Corry grimaced. Fine. Maybe he’d taken that initial dislike to Julie because he’d sensed some of his more questionable qualities in her. He threw his final dart.
His bedroom door opened and his sister stuck her head in, knocking as she did so. “Laurie!” Corry shouted out in warning.
The redheaded girl flinched as the dart whistled by her face and embedded itself in the dartboard hanging by the doorframe. “Golly,” she remarked, peering at the dart’s final resting place with a stunned look.
Corry exhaled. “Damn it little sis, how many times do I have to tell you, knock first, THEN open the door, not both at the same time?”
Laurie looked back at her brother. “It wasn’t locked,” she replied petulantly. “And don’t get into the little sister thing with me again. You’re only two minutes older.”
Corry rolled his eyes. “Fine, fine,” he grumbled. He didn’t really feel like arguing. He moved to retrieve his darts, deciding to find a better place for the board. “Then what’s so all fired important that you felt it risked putting an eye out?”
“Oh, it’s a great idea concerning the dance and your proposed band ensemble,” Laurie said, clasping her hands.

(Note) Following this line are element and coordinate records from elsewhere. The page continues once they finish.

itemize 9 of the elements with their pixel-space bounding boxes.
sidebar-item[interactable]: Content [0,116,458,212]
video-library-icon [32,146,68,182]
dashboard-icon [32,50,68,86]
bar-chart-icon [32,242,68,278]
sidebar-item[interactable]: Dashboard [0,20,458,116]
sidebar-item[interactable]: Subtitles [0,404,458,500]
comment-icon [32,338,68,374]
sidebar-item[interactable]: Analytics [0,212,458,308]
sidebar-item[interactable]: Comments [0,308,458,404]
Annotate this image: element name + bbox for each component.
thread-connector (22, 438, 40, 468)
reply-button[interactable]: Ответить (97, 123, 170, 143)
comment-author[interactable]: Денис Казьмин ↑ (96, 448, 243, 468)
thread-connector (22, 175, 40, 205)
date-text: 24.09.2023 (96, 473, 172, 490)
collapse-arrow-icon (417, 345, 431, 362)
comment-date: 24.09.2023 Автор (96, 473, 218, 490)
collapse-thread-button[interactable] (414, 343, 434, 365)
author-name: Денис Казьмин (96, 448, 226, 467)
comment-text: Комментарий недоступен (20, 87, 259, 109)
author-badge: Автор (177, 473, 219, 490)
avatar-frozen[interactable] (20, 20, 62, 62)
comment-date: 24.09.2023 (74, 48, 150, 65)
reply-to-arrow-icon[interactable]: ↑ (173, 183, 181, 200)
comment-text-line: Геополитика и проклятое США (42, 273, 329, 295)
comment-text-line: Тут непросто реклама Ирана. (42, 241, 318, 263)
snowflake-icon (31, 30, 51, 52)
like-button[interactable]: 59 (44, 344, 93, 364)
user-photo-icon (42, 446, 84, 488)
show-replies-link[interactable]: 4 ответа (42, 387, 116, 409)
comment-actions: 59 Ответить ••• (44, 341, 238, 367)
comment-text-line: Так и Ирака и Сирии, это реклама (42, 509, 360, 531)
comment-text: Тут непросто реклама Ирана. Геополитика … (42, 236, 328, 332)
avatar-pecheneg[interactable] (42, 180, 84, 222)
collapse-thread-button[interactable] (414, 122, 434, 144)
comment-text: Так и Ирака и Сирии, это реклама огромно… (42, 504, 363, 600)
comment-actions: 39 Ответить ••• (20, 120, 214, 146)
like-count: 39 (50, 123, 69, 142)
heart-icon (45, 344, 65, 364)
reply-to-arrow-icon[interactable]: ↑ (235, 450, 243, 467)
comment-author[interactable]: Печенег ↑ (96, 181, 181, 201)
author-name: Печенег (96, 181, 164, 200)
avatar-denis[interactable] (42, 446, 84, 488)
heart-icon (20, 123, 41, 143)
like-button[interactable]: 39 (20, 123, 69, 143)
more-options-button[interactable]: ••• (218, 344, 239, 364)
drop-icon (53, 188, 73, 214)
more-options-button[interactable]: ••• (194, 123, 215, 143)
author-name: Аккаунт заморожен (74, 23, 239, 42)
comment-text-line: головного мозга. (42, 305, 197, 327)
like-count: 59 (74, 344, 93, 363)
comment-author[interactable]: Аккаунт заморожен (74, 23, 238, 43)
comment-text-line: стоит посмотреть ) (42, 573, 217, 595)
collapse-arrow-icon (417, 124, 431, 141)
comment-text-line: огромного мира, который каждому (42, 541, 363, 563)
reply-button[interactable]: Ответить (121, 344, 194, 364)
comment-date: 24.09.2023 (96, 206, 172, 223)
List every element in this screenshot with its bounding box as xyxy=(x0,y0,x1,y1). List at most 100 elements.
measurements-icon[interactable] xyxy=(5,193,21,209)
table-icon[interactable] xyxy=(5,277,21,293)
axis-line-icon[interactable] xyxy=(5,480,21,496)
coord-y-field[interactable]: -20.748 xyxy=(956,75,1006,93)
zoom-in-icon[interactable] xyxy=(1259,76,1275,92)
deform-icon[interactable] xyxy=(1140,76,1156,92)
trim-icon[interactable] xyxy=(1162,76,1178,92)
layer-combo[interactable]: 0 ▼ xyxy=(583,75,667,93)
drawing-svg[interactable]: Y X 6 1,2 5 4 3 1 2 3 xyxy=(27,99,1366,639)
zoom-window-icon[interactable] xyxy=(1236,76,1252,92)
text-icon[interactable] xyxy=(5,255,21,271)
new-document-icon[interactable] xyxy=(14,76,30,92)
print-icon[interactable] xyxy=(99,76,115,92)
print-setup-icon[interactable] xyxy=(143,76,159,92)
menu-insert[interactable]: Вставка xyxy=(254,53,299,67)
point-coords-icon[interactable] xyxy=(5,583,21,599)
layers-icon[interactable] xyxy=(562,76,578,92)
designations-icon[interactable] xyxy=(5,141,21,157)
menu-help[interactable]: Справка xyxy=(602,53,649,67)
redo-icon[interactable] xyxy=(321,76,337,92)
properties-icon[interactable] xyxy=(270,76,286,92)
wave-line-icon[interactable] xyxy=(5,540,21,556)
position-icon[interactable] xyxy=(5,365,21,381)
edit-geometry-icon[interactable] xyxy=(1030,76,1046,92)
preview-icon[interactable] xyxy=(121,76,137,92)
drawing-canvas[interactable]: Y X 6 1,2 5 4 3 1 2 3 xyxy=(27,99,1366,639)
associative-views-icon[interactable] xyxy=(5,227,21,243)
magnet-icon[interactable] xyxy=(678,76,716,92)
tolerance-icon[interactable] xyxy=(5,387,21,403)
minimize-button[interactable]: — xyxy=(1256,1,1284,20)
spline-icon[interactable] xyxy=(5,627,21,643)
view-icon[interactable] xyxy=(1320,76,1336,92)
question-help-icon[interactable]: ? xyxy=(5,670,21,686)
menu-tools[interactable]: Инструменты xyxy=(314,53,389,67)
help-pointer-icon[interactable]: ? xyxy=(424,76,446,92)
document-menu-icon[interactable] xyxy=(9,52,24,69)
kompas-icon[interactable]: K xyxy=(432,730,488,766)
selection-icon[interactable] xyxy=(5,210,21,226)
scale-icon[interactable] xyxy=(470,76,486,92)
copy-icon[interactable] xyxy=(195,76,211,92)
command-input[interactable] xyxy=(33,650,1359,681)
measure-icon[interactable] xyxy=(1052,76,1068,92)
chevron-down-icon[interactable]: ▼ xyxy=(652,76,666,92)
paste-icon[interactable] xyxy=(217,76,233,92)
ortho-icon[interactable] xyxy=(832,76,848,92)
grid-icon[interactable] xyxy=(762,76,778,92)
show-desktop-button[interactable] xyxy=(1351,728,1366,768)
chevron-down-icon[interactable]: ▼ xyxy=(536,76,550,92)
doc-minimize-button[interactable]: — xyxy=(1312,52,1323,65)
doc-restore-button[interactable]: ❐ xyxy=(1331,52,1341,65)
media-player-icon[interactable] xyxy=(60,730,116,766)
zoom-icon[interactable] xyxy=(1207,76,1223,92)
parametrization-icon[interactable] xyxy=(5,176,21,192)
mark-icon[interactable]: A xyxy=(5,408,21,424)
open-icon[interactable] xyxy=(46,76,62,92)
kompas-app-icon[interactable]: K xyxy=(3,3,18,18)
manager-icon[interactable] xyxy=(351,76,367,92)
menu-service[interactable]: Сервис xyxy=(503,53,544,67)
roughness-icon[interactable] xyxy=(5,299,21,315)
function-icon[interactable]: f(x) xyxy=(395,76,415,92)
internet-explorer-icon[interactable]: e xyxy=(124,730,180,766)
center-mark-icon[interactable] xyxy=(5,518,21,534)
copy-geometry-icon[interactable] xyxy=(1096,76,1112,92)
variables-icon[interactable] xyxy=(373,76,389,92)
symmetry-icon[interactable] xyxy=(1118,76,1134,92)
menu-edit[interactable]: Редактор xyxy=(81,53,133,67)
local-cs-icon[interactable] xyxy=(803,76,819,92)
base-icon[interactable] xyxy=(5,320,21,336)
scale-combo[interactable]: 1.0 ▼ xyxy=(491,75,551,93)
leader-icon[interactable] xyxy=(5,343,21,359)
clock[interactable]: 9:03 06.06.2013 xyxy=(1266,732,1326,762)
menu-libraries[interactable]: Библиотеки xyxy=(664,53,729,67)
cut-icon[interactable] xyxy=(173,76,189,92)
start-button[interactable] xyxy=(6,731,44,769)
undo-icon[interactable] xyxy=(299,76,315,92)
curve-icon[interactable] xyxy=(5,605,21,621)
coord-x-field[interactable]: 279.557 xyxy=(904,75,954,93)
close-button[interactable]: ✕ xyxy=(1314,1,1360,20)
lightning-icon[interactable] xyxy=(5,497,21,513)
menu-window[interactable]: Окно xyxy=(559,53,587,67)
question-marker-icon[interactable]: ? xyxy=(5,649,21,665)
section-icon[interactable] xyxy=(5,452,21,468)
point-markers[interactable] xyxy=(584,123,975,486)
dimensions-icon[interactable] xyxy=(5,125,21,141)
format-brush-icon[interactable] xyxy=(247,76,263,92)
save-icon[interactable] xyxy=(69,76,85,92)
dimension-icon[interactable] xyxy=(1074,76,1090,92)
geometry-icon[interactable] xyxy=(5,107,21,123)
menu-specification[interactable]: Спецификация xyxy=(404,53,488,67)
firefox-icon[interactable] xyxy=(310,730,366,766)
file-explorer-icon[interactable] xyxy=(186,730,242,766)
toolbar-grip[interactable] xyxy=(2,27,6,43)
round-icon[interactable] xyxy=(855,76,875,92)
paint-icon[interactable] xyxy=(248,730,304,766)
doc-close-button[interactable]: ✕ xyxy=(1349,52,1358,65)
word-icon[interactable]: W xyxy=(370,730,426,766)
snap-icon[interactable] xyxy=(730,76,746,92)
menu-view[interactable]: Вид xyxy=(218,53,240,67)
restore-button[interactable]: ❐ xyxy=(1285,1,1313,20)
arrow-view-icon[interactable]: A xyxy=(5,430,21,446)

She briefly – or briefly for his sister – outlined the idea, and it’s origins.
“I see,” Corry responded dubiously. “So Carrie mentioned this, did she? She wouldn’t do that for no reason. Did Julie factor into it?”
“I didn’t think to ask,” Laurie realized. She frowned marginally. “Julie can’t be up to something involving you again, can she?”
“I don’t know,” Corry admitted. The main reason Julie was on his mind now was due to the ‘teddy bear affair’; she might want to get back at him for it. Corry supposed he could have employed a little more tact and restraint in his remarks. But damn, taking Julie down a peg or two this week had sure felt good.
“Maybe you shouldn’t come to the dance tonight,” Corry decided. “If she is up to anything, I don’t want you involved.”
“Aw, geez, Corryyyyyy,” Laurie protested. “It’s the first dance of the school year and the first major social event not counting Julie’s party which we can’t really count seeing as we weren’t invited, plus Chartreuse is expecting me there and I recently got this cool new pair of shoes that I was planning to wear, besides I can take care of myself so just because YOUR silly feuds are hinting at trouble it doesn’t mean I shouldn’t be able to go and have a good time.”
“Okay, okay, enough already,” Corry said, raising his hands in resignation. “Do whatever you like then, see if I care!” Julie wouldn’t stoop so low as to use his sister against him anyway. He was getting paranoid.
Laurie hmmphed and turned away, though she turned back a moment later. “So, will you sing at tonight’s dance?”
Corry pursed his lips. “I’m not sure,” he concluded, looking down at the dart in his fingers. “I’ll decide when I get there.”
In a dark basement room, the final touches were put on a small device, before it was slipped into a jacket pocket. The device’s owner smiled. So far, everything seemed to be going according to plan.